The otc-collector sidecar only received 512 different spans of the instrumentation-fs

The only errors I can find during instrumentation init seem to be AWS related (after all it is not running in AWS). If you want I can upload the whole logs (>5000 lines).

f3l1x98 avatar Jan 16 '24 11:01 f3l1x98

instrumentation-fs is emitting a lot of traces (possibly when the node.js service starts up and reads node_modules dir) and is overall recommended to be turned off. I am not sure how that can be done through otel operator. See more here: https://github.com/open-telemetry/opentelemetry-operator/issues/1283#issuecomment-1909944887

mderazon avatar Jan 25 '24 11:01 mderazon

@mderazon can it be done by setting an env. variable?

pavolloffay avatar Jan 26 '24 09:01 pavolloffay

@mderazon I think the issue you're talking about is different from the original created by @f3l1x98. Can you create a new issue for better tracking?

iblancasa avatar Jan 26 '24 12:01 iblancasa

@iblancasa I wasn't sure I should create a new issue because this is written in the docs clearly:

At the moment, there is no way to opt-in to only specific packages or disable specific packages. If you don't want to use a package included by the default image you must either supply your own image that includes only the packages you want or use manual instrumentation.

However, it seems to be that the general recommendation from the node-instrumentation team is to disable instrumentation-fs.

I have also mentioned it in this issue: https://github.com/open-telemetry/opentelemetry-operator/issues/1283#issuecomment-1909944887. We can reopen that issue or I can create a new one, what would you prefer ?
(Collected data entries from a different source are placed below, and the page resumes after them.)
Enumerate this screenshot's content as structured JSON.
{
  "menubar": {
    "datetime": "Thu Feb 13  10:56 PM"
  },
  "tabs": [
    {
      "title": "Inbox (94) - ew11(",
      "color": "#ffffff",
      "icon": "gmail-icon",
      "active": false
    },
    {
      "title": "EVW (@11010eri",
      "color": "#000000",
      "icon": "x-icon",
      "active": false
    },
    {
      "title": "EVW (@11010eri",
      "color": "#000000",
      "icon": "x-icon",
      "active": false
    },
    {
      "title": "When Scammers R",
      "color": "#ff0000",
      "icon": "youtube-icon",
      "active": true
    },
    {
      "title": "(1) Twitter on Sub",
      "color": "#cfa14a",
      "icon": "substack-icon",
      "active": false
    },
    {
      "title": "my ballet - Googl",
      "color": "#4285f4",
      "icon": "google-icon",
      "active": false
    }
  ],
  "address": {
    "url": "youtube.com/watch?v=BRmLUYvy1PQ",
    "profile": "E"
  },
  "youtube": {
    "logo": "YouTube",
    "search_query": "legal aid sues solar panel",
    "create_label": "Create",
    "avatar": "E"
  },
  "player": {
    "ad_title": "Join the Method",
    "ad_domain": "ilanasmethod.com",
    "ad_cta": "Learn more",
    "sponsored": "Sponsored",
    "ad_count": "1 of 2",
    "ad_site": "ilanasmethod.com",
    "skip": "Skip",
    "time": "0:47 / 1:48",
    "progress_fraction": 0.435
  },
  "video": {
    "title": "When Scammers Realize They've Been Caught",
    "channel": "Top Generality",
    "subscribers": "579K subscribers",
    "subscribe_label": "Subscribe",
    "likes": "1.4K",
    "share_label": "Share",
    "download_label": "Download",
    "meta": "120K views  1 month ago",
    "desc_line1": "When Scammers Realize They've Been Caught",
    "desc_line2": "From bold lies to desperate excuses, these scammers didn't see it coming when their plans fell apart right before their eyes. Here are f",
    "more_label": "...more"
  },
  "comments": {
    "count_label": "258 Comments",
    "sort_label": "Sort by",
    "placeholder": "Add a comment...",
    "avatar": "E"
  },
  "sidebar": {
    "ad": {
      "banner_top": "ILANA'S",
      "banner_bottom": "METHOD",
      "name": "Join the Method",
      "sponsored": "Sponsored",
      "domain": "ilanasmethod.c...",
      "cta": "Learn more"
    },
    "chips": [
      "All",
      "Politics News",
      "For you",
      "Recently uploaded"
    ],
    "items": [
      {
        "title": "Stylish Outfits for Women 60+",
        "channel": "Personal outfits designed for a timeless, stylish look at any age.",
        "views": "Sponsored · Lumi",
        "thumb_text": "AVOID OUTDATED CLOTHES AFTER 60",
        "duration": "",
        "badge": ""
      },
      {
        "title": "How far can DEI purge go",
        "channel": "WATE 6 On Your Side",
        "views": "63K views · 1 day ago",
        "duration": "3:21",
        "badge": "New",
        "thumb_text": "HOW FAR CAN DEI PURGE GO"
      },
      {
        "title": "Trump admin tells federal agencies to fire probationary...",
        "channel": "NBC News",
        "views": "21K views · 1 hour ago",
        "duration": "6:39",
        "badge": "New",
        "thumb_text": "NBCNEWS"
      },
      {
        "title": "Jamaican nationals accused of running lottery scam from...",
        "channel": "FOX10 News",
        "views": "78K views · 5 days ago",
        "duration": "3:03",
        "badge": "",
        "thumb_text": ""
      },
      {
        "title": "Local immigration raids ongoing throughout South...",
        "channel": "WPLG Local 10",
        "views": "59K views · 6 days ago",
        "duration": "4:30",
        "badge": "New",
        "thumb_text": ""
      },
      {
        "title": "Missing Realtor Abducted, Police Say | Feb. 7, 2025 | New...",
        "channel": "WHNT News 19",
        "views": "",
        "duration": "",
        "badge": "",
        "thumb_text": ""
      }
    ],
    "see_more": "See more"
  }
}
mderazon avatar Jan 26 '24 13:01 mderazon

Update

I have now switched to using a custom image for the NodeJs instrumentation CRD. This custom image is based upon the official one, but with the autoinstrumentation.ts replaced with the code from my manual instrumentation:

const { NodeTracerProvider } = require('@opentelemetry/sdk-trace-node');
const {
  getNodeAutoInstrumentations,
} = require('@opentelemetry/auto-instrumentations-node');
const {
  OTLPTraceExporter,
} = require('@opentelemetry/exporter-trace-otlp-http');
const { Resource } = require('@opentelemetry/resources');
const {
  SemanticResourceAttributes,
} = require('@opentelemetry/semantic-conventions');
const { SimpleSpanProcessor } = require('@opentelemetry/sdk-trace-base');
const { registerInstrumentations } = require('@opentelemetry/instrumentation');

const exporter = new OTLPTraceExporter();

const provider = new NodeTracerProvider({
  resource: new Resource({
    [SemanticResourceAttributes.SERVICE_NAME]: process.env.OTEL_SERVICE_NAME,
  }),
});
// Export spans to opentelemetry collector
provider.addSpanProcessor(new SimpleSpanProcessor(exporter));

provider.register();
registerInstrumentations({
  instrumentations: [
    getNodeAutoInstrumentations({
      // disable fs
      '@opentelemetry/instrumentation-fs': {
        enabled: false,
      },
    }),
  ],
});

Using this custom image everything works, so it looks like the issue is with the official NodeJs autoinstrumentation image.

f3l1x98 avatar Feb 18 '24 12:02 f3l1x98